O médico, que também é professor do grupo de obesidade do Hospital das Clínicas da USP (Universidade de São Paulo), adaptou a sua dieta de pontos para crianças acima de 7 anos e adolescentes. “A minha experiência de cuidados com obesidade infantil mostra que uma das maiores alegrias é encontrar pessoas adultas que já foram crianças e adolescentes gordinhos e que hoje vivem com o peso normal”, afirma Halpern. Para ele, são pessoas que conseguiram mudar seu estilo de vida e, por isso, terão menos doenças.
O papel dos pais
Se entender que é preciso mudar hábitos já é complicado para adultos, imagine para crianças. Justificar a necessidade de perder peso pelas consequências à saúde em geral é pouco efetivo para esse público. “Vale a pena apelar aos bons hábitos ou exemplos, como irmão mais velho, pai, bons jogadores ou pessoas que a criança admira. Temos de evitar comparações negativas”, afirma Telo.

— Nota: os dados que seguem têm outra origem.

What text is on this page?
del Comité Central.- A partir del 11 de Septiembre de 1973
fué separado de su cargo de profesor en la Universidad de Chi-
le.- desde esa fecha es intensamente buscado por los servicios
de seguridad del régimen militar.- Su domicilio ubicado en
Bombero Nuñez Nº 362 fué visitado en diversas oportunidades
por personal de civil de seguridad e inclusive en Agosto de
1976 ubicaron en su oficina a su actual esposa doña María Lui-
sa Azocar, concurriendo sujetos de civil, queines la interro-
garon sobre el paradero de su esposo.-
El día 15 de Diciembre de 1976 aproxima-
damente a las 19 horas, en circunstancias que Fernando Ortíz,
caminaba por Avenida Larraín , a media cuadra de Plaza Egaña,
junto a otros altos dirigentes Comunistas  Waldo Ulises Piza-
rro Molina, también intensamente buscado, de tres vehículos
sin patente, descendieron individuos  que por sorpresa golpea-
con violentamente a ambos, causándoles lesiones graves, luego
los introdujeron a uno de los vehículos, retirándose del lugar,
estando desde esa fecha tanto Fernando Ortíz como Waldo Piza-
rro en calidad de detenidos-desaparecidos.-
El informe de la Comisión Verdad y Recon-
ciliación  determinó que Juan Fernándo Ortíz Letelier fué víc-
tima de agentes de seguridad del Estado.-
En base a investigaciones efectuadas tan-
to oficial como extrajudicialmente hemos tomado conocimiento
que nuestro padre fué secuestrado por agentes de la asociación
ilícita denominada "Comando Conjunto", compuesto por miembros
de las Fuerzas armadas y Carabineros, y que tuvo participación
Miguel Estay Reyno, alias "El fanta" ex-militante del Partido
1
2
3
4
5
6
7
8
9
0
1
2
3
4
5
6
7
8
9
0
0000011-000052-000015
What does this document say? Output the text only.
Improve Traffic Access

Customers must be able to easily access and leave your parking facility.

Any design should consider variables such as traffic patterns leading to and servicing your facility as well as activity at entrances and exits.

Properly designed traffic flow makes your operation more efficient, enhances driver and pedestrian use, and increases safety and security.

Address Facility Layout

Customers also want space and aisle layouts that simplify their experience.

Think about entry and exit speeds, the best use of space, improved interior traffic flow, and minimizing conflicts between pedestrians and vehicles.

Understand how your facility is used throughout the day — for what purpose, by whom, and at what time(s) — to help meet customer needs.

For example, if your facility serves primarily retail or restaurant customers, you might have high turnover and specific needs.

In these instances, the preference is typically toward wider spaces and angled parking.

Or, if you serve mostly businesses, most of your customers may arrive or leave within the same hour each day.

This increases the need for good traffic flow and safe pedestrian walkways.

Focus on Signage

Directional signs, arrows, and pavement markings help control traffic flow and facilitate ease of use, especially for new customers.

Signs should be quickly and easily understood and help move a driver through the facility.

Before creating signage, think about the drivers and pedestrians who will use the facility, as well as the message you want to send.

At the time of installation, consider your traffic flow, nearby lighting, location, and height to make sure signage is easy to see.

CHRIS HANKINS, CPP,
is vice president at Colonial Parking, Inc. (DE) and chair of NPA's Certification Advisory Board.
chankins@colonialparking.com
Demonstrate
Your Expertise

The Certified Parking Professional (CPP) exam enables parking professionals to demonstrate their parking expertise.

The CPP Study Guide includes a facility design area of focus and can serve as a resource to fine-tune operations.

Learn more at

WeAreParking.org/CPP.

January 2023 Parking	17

A coautora do livro da dieta dos pontos e diretora da Nutribalance Consultoria Nutricional, Ana Paola Monegaglia Vidigal, acredita que a maior dificuldade é envolver os pais. “Eles são fundamentais para adesão e cumprimento das orientações que são passadas a criança. Eles fazem as compras e vão elaborar as refeições”, afirma a nutricionista. “É fundamental a participação de todos no processo, para que o resultado seja positivo”, acrescenta.
A nutricionista Alessandra Rodrigues, mestre em ciência da saúde pela Faculdade de Medicina da USP e especialista em nutrição clínica pelo Ganep, concorda que a dificuldade está na rotina que os pais colocam em casa: “A falta de regras, uma dispensa e geladeira recheadas de bombas calóricas são tentações. Os pais devem entender a necessidade para poder tratar os filhos”. Como as crianças aprendem com adultos, se os hábitos dos pais são pouco saudáveis, provavelmente a criança vai aprender a se alimentar da mesma maneira.
Para Telo, além da família, também é preciso haver participação de um grupo de profissionais e até da escola. “A fórmula mais eficaz de sucesso no envolvimento de todos se faz por uma equipe multidisciplinar, com endocrinologista ou pediatra, nutricionista e psicólogo infantil. Uma equipe alinhada vai conseguir montar estratégias consistentes e eficientes para uma nova rotina e isso vai trazer segurança para todos”, descreve.
Dicas dos especialistas
Os adultos da família podem ajudar de diversas formas: comprar alimentos mais saudáveis, preparar refeições leves, estimular a participação em algum esporte e, se possível, unir-se às crianças na prática de atividade física nos fins de semana. “Ainda que haja um irmão/irmã que é magrinho (a), os pais devem comer e ter em casa alimentos mais saudáveis, que façam parte do novo cardápio”, aconselha Rodrigues.
A criatividade também é bem-vinda: “crie opções interessantes, como um cachorro quente magro - com pão francês integral mini e salsicha de aves, ou uma pipoca light”, ensina a nutricionista.
“Assim como os adultos, as crianças comem com os olhos, por isso decore o prato de uma maneira alegre. Varie as preparações, como utilizar abobrinha ralada no arroz em vez de refogá-la, fazer um suflê de brocólis ou espinafre batido com arroz para ser assado em forma de bolinho”, sugere Rodrigues.
Os pais devem ficar atentos também para as famosas “trocas”. “Nunca tente recompensar a criança, dizendo que se comer tudo que está no prato vai ganhar sobremesa. O correto é estimular durante a semana uma alimentação equilibrada e deixar as guloseimas para o final de semana”, complementa.
“Nas dietas para crianças e adolescentes, costumamos liberar guloseimas de uma a duas vezes por semana. A dieta não pode ter a conotação de proibição. Dentro de uma reeducação alimentar, todos alimentos devem ser incluídos, um com mais cautela que o outro, mas jamais proibido. A dieta dos pontos permite isso, dentro do limite de pontos para cada um”, afirma Vidigal.